All ended well for the fictional teen. A pharmacist was enlisted to help manage her care, and she was switched to a 5-mg daily dosage of escitalopram. Two weeks later, the patient was tolerating the new antidepressant and feeling better. Her dosage was increased to 10 mg per day, her depressive symptoms eased over the next few weeks, and her schoolwork improved.
When informally polled by Chavez, no one in the audience found antidepressant therapy unacceptable for this patient, even though the labeling for all antidepressants includes an FDA-mandated boxed warning about the risk of treatment-emergent suicidality in young people.
Chavez noted that this case challenges pharmacists to think about when to factor the risk of medication-related suicidality into treatment decisions and how to discuss the topic with patients.
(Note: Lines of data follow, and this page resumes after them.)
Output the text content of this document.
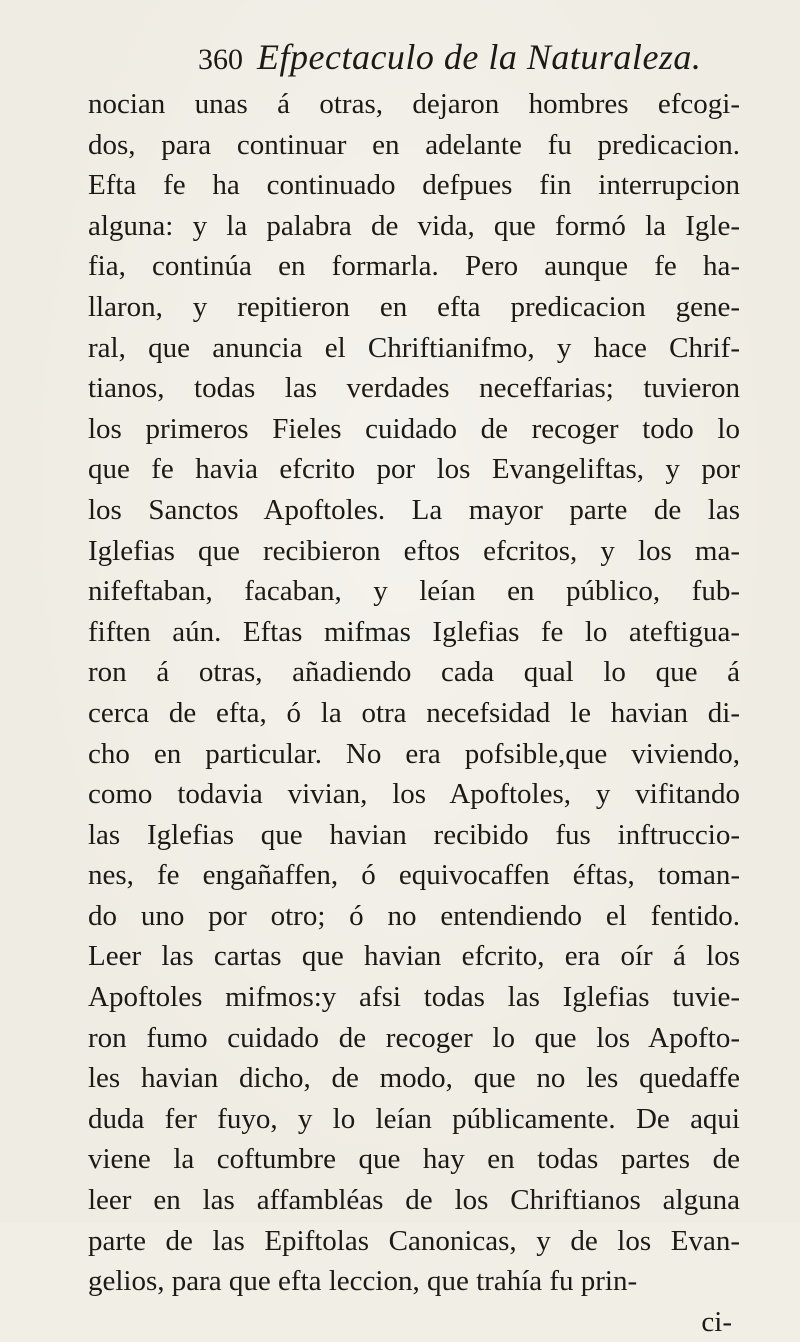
360 Efpectaculo de la Naturaleza.
nocian unas á otras, dejaron hombres efcogi-
dos, para continuar en adelante fu predicacion.
Efta fe ha continuado defpues fin interrupcion
alguna: y la palabra de vida, que formó la Igle-
fia, continúa en formarla. Pero aunque fe ha-
llaron, y repitieron en efta predicacion gene-
ral, que anuncia el Chriftianifmo, y hace Chrif-
tianos, todas las verdades neceffarias; tuvieron
los primeros Fieles cuidado de recoger todo lo
que fe havia efcrito por los Evangeliftas, y por
los Sanctos Apoftoles. La mayor parte de las
Iglefias que recibieron eftos efcritos, y los ma-
nifeftaban, facaban, y leían en público, fub-
fiften aún. Eftas mifmas Iglefias fe lo ateftigua-
ron á otras, añadiendo cada qual lo que á
cerca de efta, ó la otra necefsidad le havian di-
cho en particular. No era pofsible,que viviendo,
como todavia vivian, los Apoftoles, y vifitando
las Iglefias que havian recibido fus inftruccio-
nes, fe engañaffen, ó equivocaffen éftas, toman-
do uno por otro; ó no entendiendo el fentido.
Leer las cartas que havian efcrito, era oír á los
Apoftoles mifmos:y afsi todas las Iglefias tuvie-
ron fumo cuidado de recoger lo que los Apofto-
les havian dicho, de modo, que no les quedaffe
duda fer fuyo, y lo leían públicamente. De aqui
viene la coftumbre que hay en todas partes de
leer en las affambléas de los Chriftianos alguna
parte de las Epiftolas Canonicas, y de los Evan-
gelios, para que efta leccion, que trahía fu prin-
ci-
FDA issued a public health advisory in 2003 about the risk of suicidality in pediatric patients treated with antidepressants for major depressive disorder (MDD). The agency then convened an advisory panel to evaluate data from clinical trials of antidepressants in pediatric patients for MDD and other psychiatric conditions.
The data indicated that suicidality occurred in about 4 percent of patients treated with an antidepressant and 2 percent of those given a placebo, but no completed suicides were reported. FDA subsequently required all antidepressant medications to carry a boxed warning about the risk of suicidality in young patients. The agency updated the warning in 2007 after reviewing additional data.
Megan Maroney, Clinical Associate Professor at Rutgers University’s Ernest Mario School of Pharmacy and Clinical Psychiatric Pharmacist at Monmouth Medical Center in New Jersey, said reports published since FDA completed its reviews have had conflicting findings about the risk of antidepressant-related suicidality.
In general, she said, it appears that “the risk of suicidality is less than what we previously thought and overall, it’s low.”
Maroney noted that a large analysis of European drug surveillance data in adults found that suicidal adverse drug reactions, though rare, were most common during the first two weeks of therapy.
“So this seems to be a critical period in terms of monitoring for patients,” she said.
Maroney also identified medications other than antidepressants whose labeling warns of treatment-emergent suicidality, such as antiepileptics, varenicline, interferons, isotretinoin, and leukotriene-modifying agents.
Thomas Smith, Associate Professor of Pharmacy Practice and Pharmacogenomics at Manchester University College of Natural Health and Sciences in Indiana, described FDA’s most recent guidance for manufacturers to prospectively assess the emergence of treatment-related suicidality in the development process for certain new drugs.
But he cautioned that even if an approved drug wasn’t associated with suicidality during initial clinical studies, it’s possible for the risk to emerge after FDA approves the drug.
“If you discover these [adverse events] in patients, ... report them to MedWatch,” he urged.